Michael Ubaldi, November 21, 2003.
 

Andrew Sullivan makes the logical observation: it's as if, you know, al Qaeda and kin wanted to stack the deck against themselves. In the wake of horrifying attacks, it's far more likely that Turkish opinion will swing significantly towards committed opposition than towards sympathy for butchers of men. What gives?

If you take away the individual "strategies" necessary to plan and prepare attacks, terrorists haven't got one beyond the broadly stated, fantastical terms of bin Laden. I realized this shortly after Afghanistan was liberated and that tape of bin Laden and al Zawahiri, chuckling at 9/11 as if it were a practical joke, was discovered. What do these men want? They want to see others suffer and die, period. Don't think the absence or incapacitation of bin Laden is the cause of aimlessness; he was responsible for the jet hijackings which will be considered, in a unanimous opinion of history, great strategic blunders.

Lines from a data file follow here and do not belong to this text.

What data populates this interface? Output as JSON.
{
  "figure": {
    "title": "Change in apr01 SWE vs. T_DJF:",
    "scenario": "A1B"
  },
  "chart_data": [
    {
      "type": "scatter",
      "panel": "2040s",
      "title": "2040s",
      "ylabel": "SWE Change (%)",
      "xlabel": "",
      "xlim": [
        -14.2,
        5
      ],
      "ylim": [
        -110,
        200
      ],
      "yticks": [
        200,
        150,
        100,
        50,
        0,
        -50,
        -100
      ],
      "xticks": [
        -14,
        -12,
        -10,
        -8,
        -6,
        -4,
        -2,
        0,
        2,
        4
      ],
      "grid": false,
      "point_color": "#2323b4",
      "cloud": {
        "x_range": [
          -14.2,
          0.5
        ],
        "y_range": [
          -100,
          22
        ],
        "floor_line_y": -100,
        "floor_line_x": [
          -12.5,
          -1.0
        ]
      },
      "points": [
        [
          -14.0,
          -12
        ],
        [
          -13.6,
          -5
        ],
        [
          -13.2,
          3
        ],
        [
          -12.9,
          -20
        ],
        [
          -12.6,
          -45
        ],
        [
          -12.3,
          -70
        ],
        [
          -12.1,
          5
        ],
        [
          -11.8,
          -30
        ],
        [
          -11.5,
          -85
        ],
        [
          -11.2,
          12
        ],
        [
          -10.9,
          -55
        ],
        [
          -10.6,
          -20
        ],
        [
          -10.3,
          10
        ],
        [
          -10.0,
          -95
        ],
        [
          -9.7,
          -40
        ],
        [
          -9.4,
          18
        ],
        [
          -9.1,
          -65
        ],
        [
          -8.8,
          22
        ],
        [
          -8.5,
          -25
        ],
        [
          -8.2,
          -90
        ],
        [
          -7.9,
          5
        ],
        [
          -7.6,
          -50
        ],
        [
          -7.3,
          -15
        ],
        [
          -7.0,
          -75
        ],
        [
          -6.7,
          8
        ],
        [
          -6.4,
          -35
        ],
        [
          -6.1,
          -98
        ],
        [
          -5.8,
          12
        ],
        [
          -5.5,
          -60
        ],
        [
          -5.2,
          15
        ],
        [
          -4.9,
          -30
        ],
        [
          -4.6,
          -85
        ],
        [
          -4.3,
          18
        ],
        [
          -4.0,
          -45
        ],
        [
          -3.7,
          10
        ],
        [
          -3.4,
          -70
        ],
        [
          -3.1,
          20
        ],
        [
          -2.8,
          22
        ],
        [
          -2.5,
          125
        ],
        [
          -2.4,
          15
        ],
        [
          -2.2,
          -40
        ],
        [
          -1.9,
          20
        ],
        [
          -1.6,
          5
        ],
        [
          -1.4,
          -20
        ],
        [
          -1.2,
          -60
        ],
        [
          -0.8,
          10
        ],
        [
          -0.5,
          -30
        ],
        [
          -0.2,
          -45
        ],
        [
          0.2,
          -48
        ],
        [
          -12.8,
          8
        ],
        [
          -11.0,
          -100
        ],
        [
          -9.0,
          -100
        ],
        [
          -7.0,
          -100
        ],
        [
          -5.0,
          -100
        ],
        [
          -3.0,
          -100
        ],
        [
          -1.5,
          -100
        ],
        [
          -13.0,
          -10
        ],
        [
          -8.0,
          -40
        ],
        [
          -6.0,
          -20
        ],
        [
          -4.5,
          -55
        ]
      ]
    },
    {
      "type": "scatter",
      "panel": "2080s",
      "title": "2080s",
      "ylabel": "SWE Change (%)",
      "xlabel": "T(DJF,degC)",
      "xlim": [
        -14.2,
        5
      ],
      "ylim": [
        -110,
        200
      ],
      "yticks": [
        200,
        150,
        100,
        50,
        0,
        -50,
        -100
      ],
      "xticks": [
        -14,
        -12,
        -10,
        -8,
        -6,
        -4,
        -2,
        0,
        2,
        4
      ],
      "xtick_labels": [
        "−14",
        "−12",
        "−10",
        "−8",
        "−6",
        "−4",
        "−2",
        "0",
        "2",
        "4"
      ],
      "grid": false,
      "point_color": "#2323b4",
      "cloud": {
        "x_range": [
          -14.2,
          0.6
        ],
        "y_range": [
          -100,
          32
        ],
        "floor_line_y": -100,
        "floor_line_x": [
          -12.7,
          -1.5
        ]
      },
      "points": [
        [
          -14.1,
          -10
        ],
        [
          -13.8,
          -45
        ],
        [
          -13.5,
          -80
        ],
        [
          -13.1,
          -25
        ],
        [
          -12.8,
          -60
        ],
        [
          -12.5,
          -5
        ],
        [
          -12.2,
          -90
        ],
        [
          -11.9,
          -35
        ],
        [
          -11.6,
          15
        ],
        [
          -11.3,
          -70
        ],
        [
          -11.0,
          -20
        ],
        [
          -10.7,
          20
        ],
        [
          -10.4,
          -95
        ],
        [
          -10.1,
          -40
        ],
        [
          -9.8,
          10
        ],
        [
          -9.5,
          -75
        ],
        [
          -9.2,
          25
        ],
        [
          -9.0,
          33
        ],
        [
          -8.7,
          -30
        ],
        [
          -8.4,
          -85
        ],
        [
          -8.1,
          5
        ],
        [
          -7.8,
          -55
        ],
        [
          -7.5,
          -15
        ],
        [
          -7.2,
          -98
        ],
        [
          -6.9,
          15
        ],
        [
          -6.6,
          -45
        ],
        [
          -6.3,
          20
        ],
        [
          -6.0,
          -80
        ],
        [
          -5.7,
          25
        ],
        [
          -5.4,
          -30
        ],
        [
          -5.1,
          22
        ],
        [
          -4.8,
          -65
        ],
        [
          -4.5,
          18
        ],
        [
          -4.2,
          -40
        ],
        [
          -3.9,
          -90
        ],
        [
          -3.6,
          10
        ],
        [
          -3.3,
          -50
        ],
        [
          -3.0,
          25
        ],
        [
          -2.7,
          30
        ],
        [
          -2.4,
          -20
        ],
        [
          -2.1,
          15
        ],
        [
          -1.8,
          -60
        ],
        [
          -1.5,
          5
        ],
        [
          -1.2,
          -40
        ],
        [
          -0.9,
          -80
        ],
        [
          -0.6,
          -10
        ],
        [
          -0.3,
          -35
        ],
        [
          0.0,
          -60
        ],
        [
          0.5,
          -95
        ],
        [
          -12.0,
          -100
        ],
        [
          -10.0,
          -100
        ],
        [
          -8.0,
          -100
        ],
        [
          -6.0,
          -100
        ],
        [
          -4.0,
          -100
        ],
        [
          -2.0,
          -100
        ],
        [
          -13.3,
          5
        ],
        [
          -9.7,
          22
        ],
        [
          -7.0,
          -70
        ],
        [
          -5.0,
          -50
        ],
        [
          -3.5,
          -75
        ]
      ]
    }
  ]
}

This vapidity doesn't make Islamists and their dictator patrons any less dangerous, of course - but it should help us understand (and argue) that they are common thugs and murderers. Not freedom fighters, not Poor Misunderstoods, not religious zealots. Our enemies like to kill people, the bastards. It's so simple and intellectually superficial that even poor, foolish old Robert Fisk might eventually realize he's been had. But we can settle with the turning of once-reluctant free nations to our cause in the meantime.